Le Monde
A disputa prometia ser incerta entre os dois principais candidatos à eleição presidencial de 3 de outubro no Brasil.
Pelo menos em teoria.
Do lado do governo, Dilma Rousseff, 62 anos. Essa mulher de bastidores, competente e trabalhadora, fez a maior parte de sua carreira em cargos administrativos, antes de ser notada pelo presidente Luiz Inácio Lula da Silva, e depois promovida a chefe da Casa Civil, uma espécie de primeira-ministra não-oficial. Absorvida por essa função crucial, mas discreta, e nunca tendo enfrentado as urnas, “Dilma” era, até seis meses atrás, desconhecida da maioria dos brasileiros.
Do lado da oposição, José Serra, 68 anos. Esse político de longa experiência, à vontade nos palanques e diante das câmeras, tem a vantagem de uma trajetória com saldo muitas vezes favorável, como ministro da Saúde (1998-2002) e como governador (2007-2010) do Estado de São Paulo, que abriga a maior cidade da América do Sul. Para esse homem, enfrentar e vencer uma adversária novata em política parecia uma aposta razoável.

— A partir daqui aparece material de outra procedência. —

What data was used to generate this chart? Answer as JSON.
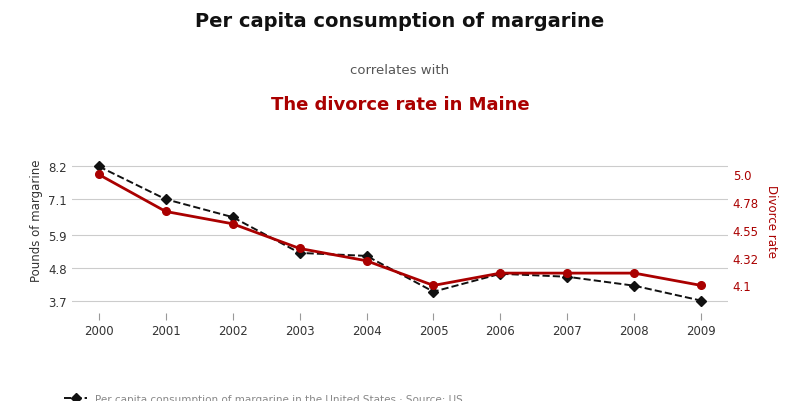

Hoje, a cinco semanas do pleito, a neófita se encontra bem à frente de seu rival. As pesquisas lhe dão uma vantagem de 10 a 15 pontos e chegam a prever a vitória logo no primeiro turno. A terceira candidata mais importante, a ambientalista Marina Silva, está estagnada com cerca de 10% das intenções de voto. A menos que haja uma reviravolta, Dilma Rousseff se tornará, no dia 1º de janeiro de 2011, o 40º presidente da República do Brasil, e a primeira mulher a ocupar essa função.
Por que se está vendo um cenário como esse, que tira o suspense da campanha? A resposta reside em uma palavra: Lula. Pela primeira vez em 21 anos, o ex-metalúrgico não participa de uma disputa presidencial, uma vez que a Constituição lhe impede de concorrer a um terceiro mandato de quatro anos.
Mas o chefe do Estado continua sendo o principal personagem da competição. Ele envolveu a fundo na campanha para conseguir a vitória daquela que ele escolheu secretamente para ser sua sucessora já há dois anos, que em seguida a apresentou ao público ao dividir com ela os palanques de seus comícios, e que ele impôs à sua própria família política, argumentando que ela era a melhor para sucedê-lo.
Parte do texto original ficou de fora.